Obama’s Win a Nightmare for al Qaeda

November 4 was a day in which two organizations, which have a lot in common, both lost big: the Republican Party and al Qaeda. Both organizations support restrictions on individual liberty and imposing fundamentalist religious views on others. Both depended upon each other. The Republicans would have been thrown out of office a few years earlier if not for capitalizing on fear of terrorism, and al Qaeda would be in far worse shape if not for the foreign policies of George Bush. The Republicans cared far more about using fear of terrorism for political benefit and to pursue their foreign policy goals than to actually do anything about terrorism. Bush enabled al Qaeda to accomplish one of their major goals–to see the end of one of the secular governments in the region–along with greatly assisting al Qaeda with recruitment. In attacking the wrong country after the 9/11 attacks, Bush also enabled al Qaeda to survive in Afghanistan.

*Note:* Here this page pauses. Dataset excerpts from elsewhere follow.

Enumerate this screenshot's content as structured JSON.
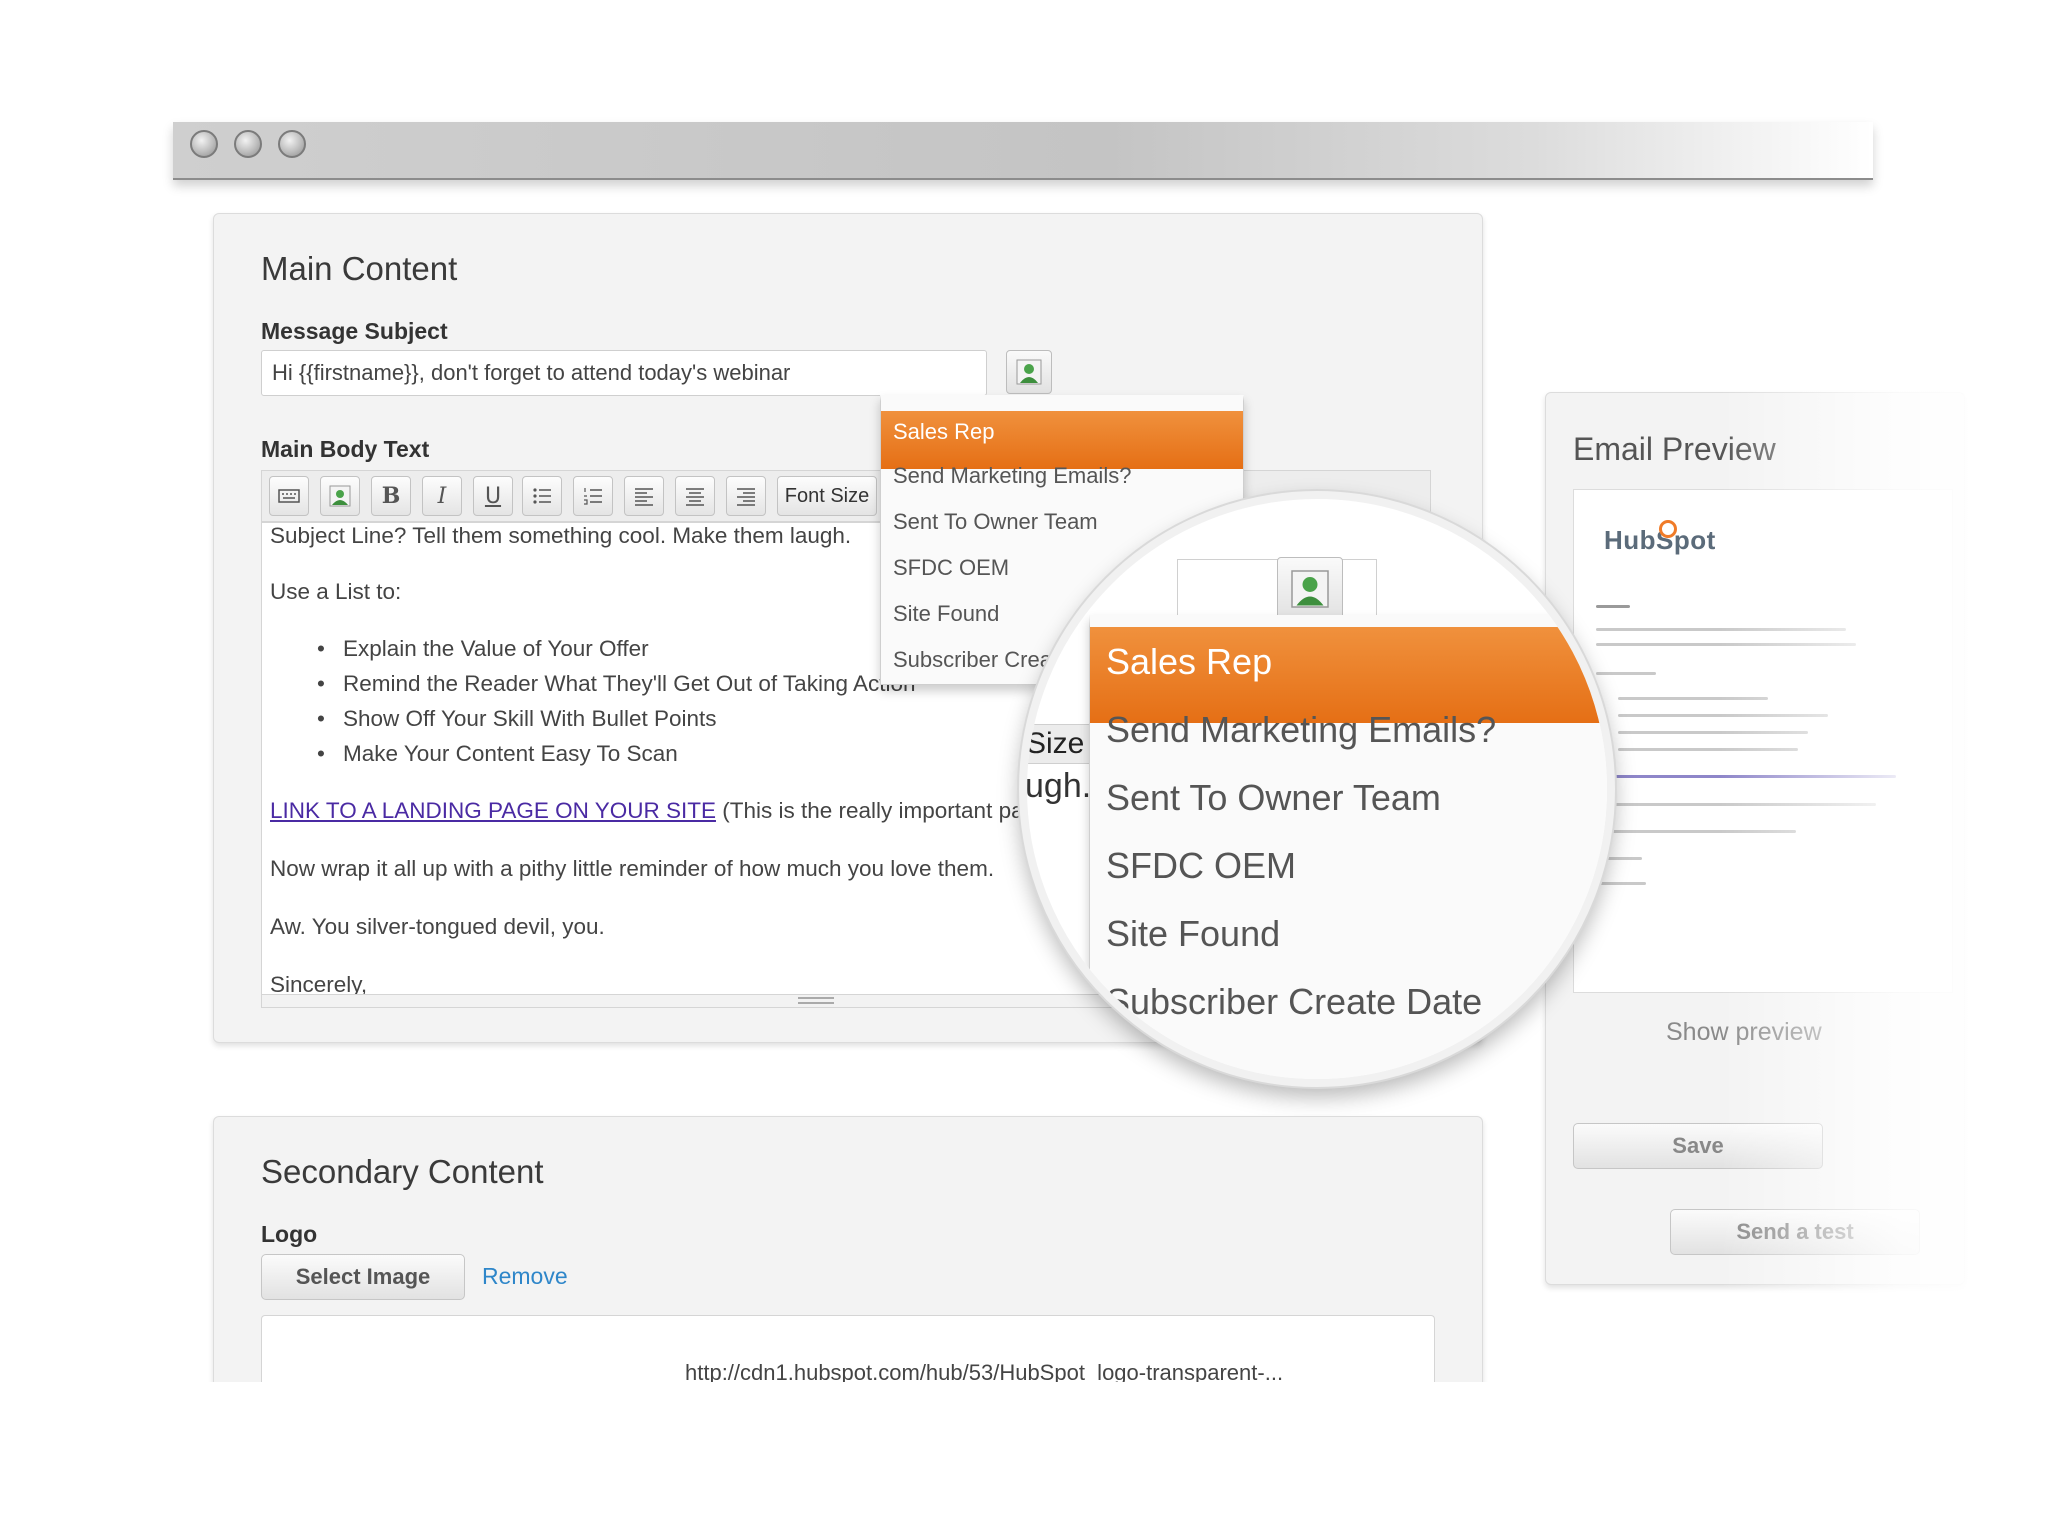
{
  "window": {
    "controls": [
      "close",
      "minimize",
      "zoom"
    ]
  },
  "main_content": {
    "title": "Main Content",
    "subject_label": "Message Subject",
    "subject_value": "Hi {{firstname}}, don't forget to attend today's webinar",
    "body_label": "Main Body Text",
    "toolbar": {
      "bold": "B",
      "italic": "I",
      "underline": "U",
      "font_size_label": "Font Size"
    },
    "body": {
      "line1": "Subject Line? Tell them something cool. Make them laugh.",
      "list_intro": "Use a List to:",
      "bullets": [
        "Explain the Value of Your Offer",
        "Remind the Reader What They'll Get Out of Taking Action",
        "Show Off Your Skill With Bullet Points",
        "Make Your Content Easy To Scan"
      ],
      "link_text": "LINK TO A LANDING PAGE ON YOUR SITE",
      "link_note": "(This is the really important part.)",
      "wrap": "Now wrap it all up with a pithy little reminder of how much you love them.",
      "aw": "Aw. You silver-tongued devil, you.",
      "closing": "Sincerely,"
    }
  },
  "personalization_menu": {
    "items": [
      "Sales Rep",
      "Send Marketing Emails?",
      "Sent To Owner Team",
      "SFDC OEM",
      "Site Found",
      "Subscriber Create Date"
    ],
    "selected": "Sales Rep",
    "colors": {
      "selected_bg": "#e9781f",
      "selected_text": "#ffffff"
    }
  },
  "magnifier": {
    "fragment_size": "Size",
    "fragment_laugh": "ugh."
  },
  "email_preview": {
    "title": "Email Preview",
    "brand": "HubSpot",
    "show_preview": "Show preview",
    "save": "Save",
    "send": "Send a test"
  },
  "secondary_content": {
    "title": "Secondary Content",
    "logo_label": "Logo",
    "select_image": "Select Image",
    "remove": "Remove",
    "logo_url": "http://cdn1.hubspot.com/hub/53/HubSpot_logo-transparent-..."
  }
}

Al Qaeda had a great deal going with George Bush in office. They hoped to continue this under their preferred candidate, John McCain. They have made their displeasure over Obama’s victory clear. Cynthia Tucker of the Atlanta-Journal Constitution has discussed the importance of Obama’s victory in fighting al Qaeda in a column entitled Obama’s win a nightmare for al-Qaida:

While it’s a bit irritating to have an atavistic mass murderer presume to dictate appropriate politics for a black American, Zawahiri’s diatribe is good news. In fact, it may be the best news we’ve gotten in the struggle against al-Qaida since the so-called Sunni awakening in Iraq. Zawahiri and his fellow jihadists are clearly worried both about the symbolic power of an Obama presidency and about the smarter strategy against terrorism that Obama has laid out.

The hamfisted tactics favored by George W. Bush, including his ill-fated invasion of Iraq, were a gift to al-Qaida and its recruiting efforts. They allowed bin Laden and Zawahiri to paint the U.S. government as an imperial power bent on a 21st-century crusade against Islam.

However, that’s a more difficult argument to make when the Oval Office is occupied by a black man whose Kenyan grandfather was Muslim and who played with Muslim friends during his childhood years in Indonesia.

“Obama’s election has taken the wind out of al-Qaida’s sails in much of the Islamic world because it demonstrates America’s renewed commitment to multiculturalism, human rights and international law,” former National Security Council staffer Richard Clarke said. “It also proves to many that democracy can work and overcome ethnic, sectarian or racial barriers.”

The president-elect has also promised to restore the nation’s moral authority by returning to its fundamental values, starting with shutting the prison at Guantanamo Bay. That facility was never necessary for national security; the U.S. has prisons on continental soil that can secure dangerous suspects. But the Bush administration wanted an off-shore location where it could employ hideous methods of interrogation and isolation away from the prying eyes of the media and human rights officials.

We Americans believe ourselves to be a force for good in the world, but the Bush administration’s wholesale detentions and widespread use of torture badly tarnished our reputation. That matters in the fight against jihadists, who win converts by convincing alienated young Muslim men (and, increasingly, women) that America is their enemy. The toppling of Saddam Hussein, who had nothing to do with Sept. 11; the abuses at Abu Ghraib; the quest for permanent bases in Iraq — all those gave credence to al-Qaida’s claims.

Obama is far from naive about the threat represented by Islamist terrorists. The president-elect has promised to step up efforts to hunt down bin Laden and his Taliban sympathizers, the terrorists responsible for the Sept. 11 attacks. He also understands that we’ve wasted several years — not to mention billions in resources and the nation’s good name — in a diversion from that war.

During the campaign, several of John McCain’s supporters — including the recently forgiven Joe Lieberman — tried to argue that an Obama win would be a victory for terrorists. The neocons hyperventilated over Obama’s promise to draw down troops from Iraq, to talk to our enemies, to restore the rule of law. Even Obama’s correct pronunciation of Pakistan (Pah-kis-tahn) became something to snicker about, as if it were a sign of weakness.

Al-Qaida’s cheap taunts, on the other hand, suggest its minions see something to fear in the new president. They know he’ll fight both the propaganda war and the shooting war a lot better than Bush ever did.